Reflections Aspiration
The hope is the emblematic attitude of those seeking a better life. Aspirations make an invisible division among those who have succumbed to the circumstances and, therefore, are no longer combat its impoverishment; and active agents (thoughts of hope) who struggle to create positive change for themselves and their families. These silent attitudes may challenge the inveterate patterns of inequality. In a recent study of 17 countries, Moving out of Poverty (the poverty output), this attitude of hope and autonomy that generated, distinguished those who managed to get out of the poverty of their neighbors who did not. However, hope, aspiration and empowerment are not the typical approach to development policy.

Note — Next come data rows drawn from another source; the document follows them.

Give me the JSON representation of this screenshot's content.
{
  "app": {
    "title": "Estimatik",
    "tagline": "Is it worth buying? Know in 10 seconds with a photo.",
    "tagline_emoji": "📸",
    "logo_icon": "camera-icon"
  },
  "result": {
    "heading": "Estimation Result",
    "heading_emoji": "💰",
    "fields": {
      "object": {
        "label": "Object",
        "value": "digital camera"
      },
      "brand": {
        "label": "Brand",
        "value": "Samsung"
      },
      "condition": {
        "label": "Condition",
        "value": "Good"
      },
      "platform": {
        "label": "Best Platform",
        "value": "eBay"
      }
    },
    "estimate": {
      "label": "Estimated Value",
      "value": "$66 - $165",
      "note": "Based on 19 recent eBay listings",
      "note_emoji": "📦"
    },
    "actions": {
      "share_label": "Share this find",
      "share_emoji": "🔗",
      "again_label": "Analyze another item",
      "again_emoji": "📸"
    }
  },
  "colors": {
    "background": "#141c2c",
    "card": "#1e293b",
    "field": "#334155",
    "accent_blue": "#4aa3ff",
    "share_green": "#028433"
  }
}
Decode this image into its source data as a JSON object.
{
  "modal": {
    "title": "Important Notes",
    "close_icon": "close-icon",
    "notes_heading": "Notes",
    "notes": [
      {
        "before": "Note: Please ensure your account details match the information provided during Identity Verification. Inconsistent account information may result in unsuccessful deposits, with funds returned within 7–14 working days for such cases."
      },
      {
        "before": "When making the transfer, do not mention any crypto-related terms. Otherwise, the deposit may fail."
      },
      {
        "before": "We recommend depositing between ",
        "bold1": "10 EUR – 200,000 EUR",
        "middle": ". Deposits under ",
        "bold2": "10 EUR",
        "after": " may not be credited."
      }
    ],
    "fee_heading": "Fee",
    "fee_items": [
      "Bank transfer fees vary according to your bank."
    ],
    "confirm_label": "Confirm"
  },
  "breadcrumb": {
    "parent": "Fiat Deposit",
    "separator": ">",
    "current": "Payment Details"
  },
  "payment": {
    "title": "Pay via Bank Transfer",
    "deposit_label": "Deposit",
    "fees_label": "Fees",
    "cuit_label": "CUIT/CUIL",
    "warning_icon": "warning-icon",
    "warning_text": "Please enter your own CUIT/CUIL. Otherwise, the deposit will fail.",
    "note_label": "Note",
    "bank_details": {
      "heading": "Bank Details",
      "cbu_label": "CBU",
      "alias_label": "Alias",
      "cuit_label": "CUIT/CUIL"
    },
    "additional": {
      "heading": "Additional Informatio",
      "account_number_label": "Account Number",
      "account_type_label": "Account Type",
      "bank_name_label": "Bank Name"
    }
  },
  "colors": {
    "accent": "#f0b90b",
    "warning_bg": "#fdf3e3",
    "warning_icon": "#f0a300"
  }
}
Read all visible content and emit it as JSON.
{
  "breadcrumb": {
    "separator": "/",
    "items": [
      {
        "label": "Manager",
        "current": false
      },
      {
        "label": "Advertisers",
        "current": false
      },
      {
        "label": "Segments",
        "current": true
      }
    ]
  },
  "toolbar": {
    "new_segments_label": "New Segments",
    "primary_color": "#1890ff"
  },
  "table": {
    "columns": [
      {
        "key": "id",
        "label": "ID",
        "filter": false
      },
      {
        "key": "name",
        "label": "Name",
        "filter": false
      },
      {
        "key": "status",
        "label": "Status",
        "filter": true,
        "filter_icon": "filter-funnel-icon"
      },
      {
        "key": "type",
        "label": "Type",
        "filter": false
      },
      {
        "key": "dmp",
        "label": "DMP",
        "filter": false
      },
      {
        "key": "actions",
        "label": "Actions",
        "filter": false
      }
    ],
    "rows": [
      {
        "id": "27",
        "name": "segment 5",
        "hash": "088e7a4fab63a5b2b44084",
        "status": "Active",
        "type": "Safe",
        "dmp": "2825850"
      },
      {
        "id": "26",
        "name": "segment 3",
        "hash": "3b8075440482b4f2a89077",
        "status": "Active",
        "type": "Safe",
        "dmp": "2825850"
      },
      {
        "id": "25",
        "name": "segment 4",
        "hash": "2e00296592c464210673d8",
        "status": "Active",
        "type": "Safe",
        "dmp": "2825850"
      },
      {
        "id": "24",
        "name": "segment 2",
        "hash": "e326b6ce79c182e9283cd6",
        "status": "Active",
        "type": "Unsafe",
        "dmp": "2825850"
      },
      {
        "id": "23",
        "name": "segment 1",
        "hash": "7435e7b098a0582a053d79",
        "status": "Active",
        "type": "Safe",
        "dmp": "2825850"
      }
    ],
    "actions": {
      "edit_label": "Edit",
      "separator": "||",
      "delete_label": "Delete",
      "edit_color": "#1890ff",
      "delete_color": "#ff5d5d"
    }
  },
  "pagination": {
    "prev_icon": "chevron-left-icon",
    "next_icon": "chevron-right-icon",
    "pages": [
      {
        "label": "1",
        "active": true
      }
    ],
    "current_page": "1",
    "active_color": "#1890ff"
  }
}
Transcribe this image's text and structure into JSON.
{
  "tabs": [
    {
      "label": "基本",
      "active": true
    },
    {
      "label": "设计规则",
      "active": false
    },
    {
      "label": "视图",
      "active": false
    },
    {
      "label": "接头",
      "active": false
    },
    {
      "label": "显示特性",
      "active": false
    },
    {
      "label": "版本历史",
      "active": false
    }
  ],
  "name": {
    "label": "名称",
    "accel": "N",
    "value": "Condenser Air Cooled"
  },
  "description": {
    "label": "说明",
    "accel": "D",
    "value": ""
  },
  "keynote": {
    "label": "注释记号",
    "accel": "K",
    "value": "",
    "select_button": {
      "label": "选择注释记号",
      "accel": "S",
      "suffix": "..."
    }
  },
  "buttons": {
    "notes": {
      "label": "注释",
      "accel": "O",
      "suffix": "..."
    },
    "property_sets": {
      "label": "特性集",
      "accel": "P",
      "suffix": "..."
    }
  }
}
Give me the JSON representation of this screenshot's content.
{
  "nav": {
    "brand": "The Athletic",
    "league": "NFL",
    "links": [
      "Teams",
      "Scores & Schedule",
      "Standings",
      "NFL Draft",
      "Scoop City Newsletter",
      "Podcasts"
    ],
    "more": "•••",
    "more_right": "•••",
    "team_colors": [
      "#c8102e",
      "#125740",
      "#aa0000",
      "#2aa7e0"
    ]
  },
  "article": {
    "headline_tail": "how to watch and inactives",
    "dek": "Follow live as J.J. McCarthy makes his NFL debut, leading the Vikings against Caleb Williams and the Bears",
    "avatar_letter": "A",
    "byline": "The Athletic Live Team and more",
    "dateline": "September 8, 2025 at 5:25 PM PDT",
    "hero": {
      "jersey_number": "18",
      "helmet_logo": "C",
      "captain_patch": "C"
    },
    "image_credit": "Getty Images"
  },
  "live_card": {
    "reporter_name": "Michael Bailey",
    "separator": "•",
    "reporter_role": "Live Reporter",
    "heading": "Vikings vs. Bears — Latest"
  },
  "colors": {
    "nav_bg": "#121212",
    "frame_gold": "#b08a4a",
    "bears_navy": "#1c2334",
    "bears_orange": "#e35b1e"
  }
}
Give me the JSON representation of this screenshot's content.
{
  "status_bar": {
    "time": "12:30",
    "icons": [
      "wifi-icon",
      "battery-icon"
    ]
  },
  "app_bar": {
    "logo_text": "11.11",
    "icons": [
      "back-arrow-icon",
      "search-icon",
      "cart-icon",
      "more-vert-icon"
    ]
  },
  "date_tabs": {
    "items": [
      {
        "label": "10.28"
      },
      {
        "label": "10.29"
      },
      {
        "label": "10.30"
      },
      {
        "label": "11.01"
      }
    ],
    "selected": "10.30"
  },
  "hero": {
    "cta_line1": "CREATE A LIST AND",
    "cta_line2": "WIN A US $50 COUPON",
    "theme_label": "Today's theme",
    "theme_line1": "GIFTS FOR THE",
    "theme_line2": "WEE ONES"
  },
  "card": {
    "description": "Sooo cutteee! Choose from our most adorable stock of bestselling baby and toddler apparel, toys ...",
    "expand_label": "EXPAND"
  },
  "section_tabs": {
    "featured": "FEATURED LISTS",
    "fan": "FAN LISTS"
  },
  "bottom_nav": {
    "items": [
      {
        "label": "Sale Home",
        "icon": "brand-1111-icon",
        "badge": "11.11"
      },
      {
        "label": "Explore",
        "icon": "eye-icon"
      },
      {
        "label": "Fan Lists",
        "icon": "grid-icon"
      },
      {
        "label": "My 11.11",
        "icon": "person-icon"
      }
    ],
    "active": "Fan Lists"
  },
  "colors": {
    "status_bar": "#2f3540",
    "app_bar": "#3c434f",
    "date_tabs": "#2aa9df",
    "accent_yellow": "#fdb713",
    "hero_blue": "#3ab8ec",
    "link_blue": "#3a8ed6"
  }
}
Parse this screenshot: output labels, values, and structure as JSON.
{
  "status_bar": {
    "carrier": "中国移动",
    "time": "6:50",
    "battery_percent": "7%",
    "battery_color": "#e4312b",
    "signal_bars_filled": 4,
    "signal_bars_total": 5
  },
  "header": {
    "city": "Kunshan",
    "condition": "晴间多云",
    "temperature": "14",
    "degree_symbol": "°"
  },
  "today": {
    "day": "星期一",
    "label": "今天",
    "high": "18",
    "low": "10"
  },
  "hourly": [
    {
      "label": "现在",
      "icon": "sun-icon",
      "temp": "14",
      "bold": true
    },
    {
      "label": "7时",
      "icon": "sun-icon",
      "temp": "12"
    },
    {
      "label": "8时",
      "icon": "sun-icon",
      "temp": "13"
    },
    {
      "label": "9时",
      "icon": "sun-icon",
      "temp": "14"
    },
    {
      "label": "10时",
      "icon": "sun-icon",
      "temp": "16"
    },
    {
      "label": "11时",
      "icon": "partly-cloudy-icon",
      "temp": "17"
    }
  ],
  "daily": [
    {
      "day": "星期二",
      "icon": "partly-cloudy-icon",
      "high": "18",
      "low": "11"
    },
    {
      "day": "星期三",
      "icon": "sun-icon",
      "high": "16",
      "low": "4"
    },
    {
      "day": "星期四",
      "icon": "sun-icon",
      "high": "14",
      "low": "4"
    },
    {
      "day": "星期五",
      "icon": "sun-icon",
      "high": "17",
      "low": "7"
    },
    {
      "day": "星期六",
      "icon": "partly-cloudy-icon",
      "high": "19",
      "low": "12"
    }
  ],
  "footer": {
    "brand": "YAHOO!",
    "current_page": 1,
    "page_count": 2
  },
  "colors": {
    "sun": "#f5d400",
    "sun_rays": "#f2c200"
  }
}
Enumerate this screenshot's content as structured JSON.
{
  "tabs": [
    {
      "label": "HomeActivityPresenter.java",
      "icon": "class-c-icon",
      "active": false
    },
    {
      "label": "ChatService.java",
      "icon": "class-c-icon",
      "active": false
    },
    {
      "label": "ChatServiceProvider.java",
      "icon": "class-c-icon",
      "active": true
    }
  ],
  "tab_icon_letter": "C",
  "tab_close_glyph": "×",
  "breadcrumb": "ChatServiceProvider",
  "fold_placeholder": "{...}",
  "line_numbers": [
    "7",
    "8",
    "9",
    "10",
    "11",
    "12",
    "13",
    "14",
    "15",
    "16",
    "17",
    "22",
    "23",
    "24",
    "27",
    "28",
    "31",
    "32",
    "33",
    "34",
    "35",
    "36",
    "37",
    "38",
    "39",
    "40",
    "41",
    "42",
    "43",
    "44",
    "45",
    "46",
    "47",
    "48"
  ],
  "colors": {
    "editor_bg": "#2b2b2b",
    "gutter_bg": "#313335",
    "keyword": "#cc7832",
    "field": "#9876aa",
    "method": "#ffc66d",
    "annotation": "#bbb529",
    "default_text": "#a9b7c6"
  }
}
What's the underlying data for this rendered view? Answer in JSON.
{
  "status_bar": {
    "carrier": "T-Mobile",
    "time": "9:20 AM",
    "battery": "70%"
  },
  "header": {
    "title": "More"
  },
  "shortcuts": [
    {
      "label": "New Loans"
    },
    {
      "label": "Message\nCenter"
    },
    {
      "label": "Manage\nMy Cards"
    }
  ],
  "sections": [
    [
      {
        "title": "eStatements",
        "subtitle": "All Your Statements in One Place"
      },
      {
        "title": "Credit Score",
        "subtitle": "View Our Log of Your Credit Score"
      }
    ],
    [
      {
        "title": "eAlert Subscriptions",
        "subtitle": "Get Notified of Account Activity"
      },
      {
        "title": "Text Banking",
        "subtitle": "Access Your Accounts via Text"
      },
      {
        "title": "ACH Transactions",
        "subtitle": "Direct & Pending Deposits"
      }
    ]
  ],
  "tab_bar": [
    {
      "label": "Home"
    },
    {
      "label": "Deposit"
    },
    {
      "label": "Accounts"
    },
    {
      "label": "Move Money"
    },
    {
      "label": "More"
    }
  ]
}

Indeed, incentives aimed at material aspirations can move these behavior patterns. Latin America has a series of disparate social traditions that support the aspiration, hope and empowerment, called empowerment literature. A perspective cultural, theologies of Liberation made awareness about situations of oppression and expressed solidarity with the lower classes (a source of hope); the transcendental working on pedagogy of Paolo Freire generated informal education and awareness among communities, and some recent movements have incorporated the cosmovision of indigenous peoples and other social groups. Do attitudes generated by these social traditions make it possible to the next generation to interact more effectively with opportunities ranging from microfinance and cash transfers conditioned to the entrepreneurial spirit and emigration? Will they create these opportunities an economic effect that makes disappear the inequality and that empower women? (do either: that is giving hope?) Regional 2010 human development report is a powerful study, because it raises a number of innovative and transversal questions about autonomy and aspiration, at the time that aims to unravel the catalysts of change (thoughts of hope) that have not been studied enough. This is very positive, because help satisfy longed hope for our peoples.